Sure Blaine. The overall market downturn has, of course, limited the volume that we would have achieved with M&T in agency lending in a normal market environment, for sure. But having said that, because the agencies have been active in the market, and because we were able to leverage our partnership with M&T to acquire or bring on board the Eisendrath Financial Group, which was the number one industry leader in agency production for major apartments about year and a half ago, we have done more business with M&T in the last six months that we have in the last year and a half or almost two years now since the partnership was put together. And we have a very healthy pipeline that would also qualify as our top performing subsector within our financing division, because the agencies are still active and because we do have the partnership with M&T and the origination capacity that the Eisendrath Group has brought to the firm. They're also integrating very well with our IPA multifamily sales teams in a very targeted effort by management to create a streamlined way for them to really partner and bring a combined value proposition to our clients, bring in the investment sales research capabilities that we've always had, but now really expanding that to include capital markets.
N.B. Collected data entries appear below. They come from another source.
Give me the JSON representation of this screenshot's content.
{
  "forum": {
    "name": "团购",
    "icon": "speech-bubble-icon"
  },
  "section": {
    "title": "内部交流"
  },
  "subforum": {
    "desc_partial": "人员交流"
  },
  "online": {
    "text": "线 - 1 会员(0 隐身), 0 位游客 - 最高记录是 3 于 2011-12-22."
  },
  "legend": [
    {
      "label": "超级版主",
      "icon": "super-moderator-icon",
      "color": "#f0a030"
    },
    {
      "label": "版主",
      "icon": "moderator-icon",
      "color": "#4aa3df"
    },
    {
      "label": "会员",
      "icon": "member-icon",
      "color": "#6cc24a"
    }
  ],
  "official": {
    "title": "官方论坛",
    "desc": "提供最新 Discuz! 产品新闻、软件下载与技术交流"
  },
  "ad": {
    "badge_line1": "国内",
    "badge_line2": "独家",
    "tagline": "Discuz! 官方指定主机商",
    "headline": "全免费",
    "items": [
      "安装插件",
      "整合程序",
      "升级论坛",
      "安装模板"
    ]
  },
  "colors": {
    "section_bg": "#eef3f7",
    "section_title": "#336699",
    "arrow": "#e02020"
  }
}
And that includes a lot of advice and consulting as well as execution of actual financings because a lot of our mid-market and larger clients are frankly trying to come up with solutions to maturing loans and bridge the current financing environment to get through the next couple of years and position themselves for refinancing down the road when interest rates do come back down. So, having that capability actually is very beneficial at a strategic level because it puts us in front of the clients that we normally wouldn't have a reason to be in touch with.

Blaine Heck

Analyst

Okay, great. Thanks so much for all the time.

Hessam Nadji

Management

Thank you, Blaine.

Operator

Operator

There are no further questions in the queue. I'd like to hand it back to management for closing remarks.

Hessam Nadji

Management

Thank you, operator, and thank you, everybody, for joining our call. We look forward to seeing many of you on the road and look forward to our next earnings call for the third quarter. The call is adjourned.

Operator

Operator

Ladies and gentlemen, this does conclude today's teleconference. Thank you for your participation. You may disconnect your lines at this time and have a wonderful day.